Nombra a los autores que le gustan (Sócrates, Platón, Borges, Jorge Manrique), a otros los cita sin nombrarlos (Marx y Wagner, por ejemplo), otros se le pasan por alto pero están presentes en lo que dice (hemos hablado de Camus y de Gramsci); en general domina a los autores que maneja, aunque no siempre demuestre haber comprendido a Sócrates y cite a Montaigne sin advertir que es Sócrates el que habla por boca suya. Cuando viaja en un avión vacío lo llama el «Jumbo fantasma»: ¿cómo no pensar en Wagner? La panoplia conceptual y erudita es amplia y el autor moldea con habilidad los materiales que utiliza, pero se le escapa una cosa: y es que hay una zona de su mente, muy por debajo de la conciencia, donde siente lo contrario que su conciencia (que es también, paradójicamente, lo contrario de lo que dice). Dice que la literatura sólo puede alargar el recuerdo, pero al final nos espera el olvido. Pero dice también, y lo dice citando a Mejía Vallejo y asumiendo la cita, que «lo que se escribe con sangre no se puede borrar» (p. 299); con sangre, no con tinta; con la vida, no con la pluma (mucho menos con plomo); ¡es posible, entonces, escapar al olvido! «Todo ha de pasar», dice citando a Jorge Manrique, pero debiera haber dicho, con Machado, que «todo pasa y todo queda»; que al final de Heráclito respira Parménides y que el Duero (pensemos en Gerardo Diego) es «siempre el mismo río, pero con distinta agua».
La belleza perdura más allá de la muerte aunque no sirva para nada. Y la verdad, que dura más que la mentira, ¿también, al final de todo, se olvidará? No. Lo que se escribe con tinta puede olvidarse, no lo que se escribe con sangre; menos aún lo que se escribe con la vida (pues, como decía Nietzsche, es bueno aquello que merece repetirse y es indudable que en el mundo hay cosas buenas). Si el mensaje explícito del libro es que al final de la memoria nos espera el olvido, el otro mensaje interior del que el autor es portador sin darse cuenta es que la gente justa no está destinada sólo a durar más en la memoria, sino a durar para siempre: perdurar más que durar; y en el vacío de Dios la vida también permanece.

Héctor Abad Faciolince
Alfaguara, 2017
328 páginas
18,90€

Mariano Martín Isabel es doctor en filosofía y profesor del instituto Andrés Laguna de Segovia.
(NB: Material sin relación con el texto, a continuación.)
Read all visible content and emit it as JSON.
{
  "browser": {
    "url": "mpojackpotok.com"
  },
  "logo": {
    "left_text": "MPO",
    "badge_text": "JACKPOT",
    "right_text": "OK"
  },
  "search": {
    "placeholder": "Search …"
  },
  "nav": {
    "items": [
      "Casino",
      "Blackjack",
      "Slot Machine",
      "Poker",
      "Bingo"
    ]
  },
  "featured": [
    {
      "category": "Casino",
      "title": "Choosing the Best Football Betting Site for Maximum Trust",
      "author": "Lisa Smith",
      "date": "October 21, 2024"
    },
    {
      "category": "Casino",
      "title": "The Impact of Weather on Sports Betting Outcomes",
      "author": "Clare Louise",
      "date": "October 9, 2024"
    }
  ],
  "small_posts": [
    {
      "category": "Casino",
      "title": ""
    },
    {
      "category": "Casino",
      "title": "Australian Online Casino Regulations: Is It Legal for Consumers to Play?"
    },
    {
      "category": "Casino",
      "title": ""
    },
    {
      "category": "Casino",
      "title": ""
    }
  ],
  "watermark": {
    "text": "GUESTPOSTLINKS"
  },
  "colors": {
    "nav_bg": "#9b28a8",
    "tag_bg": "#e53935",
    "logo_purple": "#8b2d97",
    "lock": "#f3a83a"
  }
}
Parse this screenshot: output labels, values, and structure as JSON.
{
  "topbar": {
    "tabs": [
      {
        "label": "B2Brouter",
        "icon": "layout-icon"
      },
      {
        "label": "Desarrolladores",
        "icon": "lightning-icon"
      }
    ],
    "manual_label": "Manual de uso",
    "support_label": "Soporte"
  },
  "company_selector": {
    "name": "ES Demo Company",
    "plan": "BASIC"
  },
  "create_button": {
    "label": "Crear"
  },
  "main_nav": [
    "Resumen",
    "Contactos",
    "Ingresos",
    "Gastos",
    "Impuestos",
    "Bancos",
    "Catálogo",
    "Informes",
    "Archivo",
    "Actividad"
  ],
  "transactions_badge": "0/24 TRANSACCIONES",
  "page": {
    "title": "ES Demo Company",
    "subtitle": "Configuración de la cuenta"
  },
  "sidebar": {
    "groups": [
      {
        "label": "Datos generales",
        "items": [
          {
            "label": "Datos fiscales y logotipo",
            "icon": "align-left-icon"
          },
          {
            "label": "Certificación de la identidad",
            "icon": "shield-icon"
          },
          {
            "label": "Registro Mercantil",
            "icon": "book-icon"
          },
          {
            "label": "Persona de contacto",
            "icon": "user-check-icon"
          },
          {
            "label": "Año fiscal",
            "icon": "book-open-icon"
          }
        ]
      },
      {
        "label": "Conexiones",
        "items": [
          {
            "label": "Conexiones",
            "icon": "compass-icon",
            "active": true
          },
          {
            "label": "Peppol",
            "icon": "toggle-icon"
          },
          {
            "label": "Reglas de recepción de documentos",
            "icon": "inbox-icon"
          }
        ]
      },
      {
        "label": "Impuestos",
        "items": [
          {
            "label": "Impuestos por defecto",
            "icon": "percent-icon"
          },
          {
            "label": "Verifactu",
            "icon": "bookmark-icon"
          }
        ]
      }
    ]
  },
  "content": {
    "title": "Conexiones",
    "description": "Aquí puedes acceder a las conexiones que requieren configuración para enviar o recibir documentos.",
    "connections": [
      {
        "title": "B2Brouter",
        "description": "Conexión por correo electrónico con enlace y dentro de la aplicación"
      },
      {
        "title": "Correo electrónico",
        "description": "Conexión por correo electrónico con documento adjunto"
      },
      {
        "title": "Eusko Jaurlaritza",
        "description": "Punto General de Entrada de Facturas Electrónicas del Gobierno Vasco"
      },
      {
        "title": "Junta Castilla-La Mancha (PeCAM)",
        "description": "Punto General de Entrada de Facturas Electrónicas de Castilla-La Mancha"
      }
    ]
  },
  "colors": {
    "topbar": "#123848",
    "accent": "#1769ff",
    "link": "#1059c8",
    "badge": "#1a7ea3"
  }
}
Vivió catorce años en Francia. Ha escrito artículos de filosofía en Francia, España, Italia, Finlandia, Ecuador y Méjico, y ha hecho algunas incursiones en la novela, como Las caras del mar. Su teoría de la razón viva concibe la novela como expresión viva de la razón. Es coautor del libro Andrés Laguna, humanista y médico, y ha escrito sobre Ortega y Gasset, Miró Quesada, Miguel Hernández y María Zambrano, entre otros. Desde hace algo más de un año anima un blog en el que intenta ahondar en el concepto de filosofía literaria; de periodicidad semanal, publica textos agrupados en cuatro secciones: filosofía, literatura, educación y el rincón de «el mirador» (atalaya desde la que desmenuza la realidad con objetividad apasionada).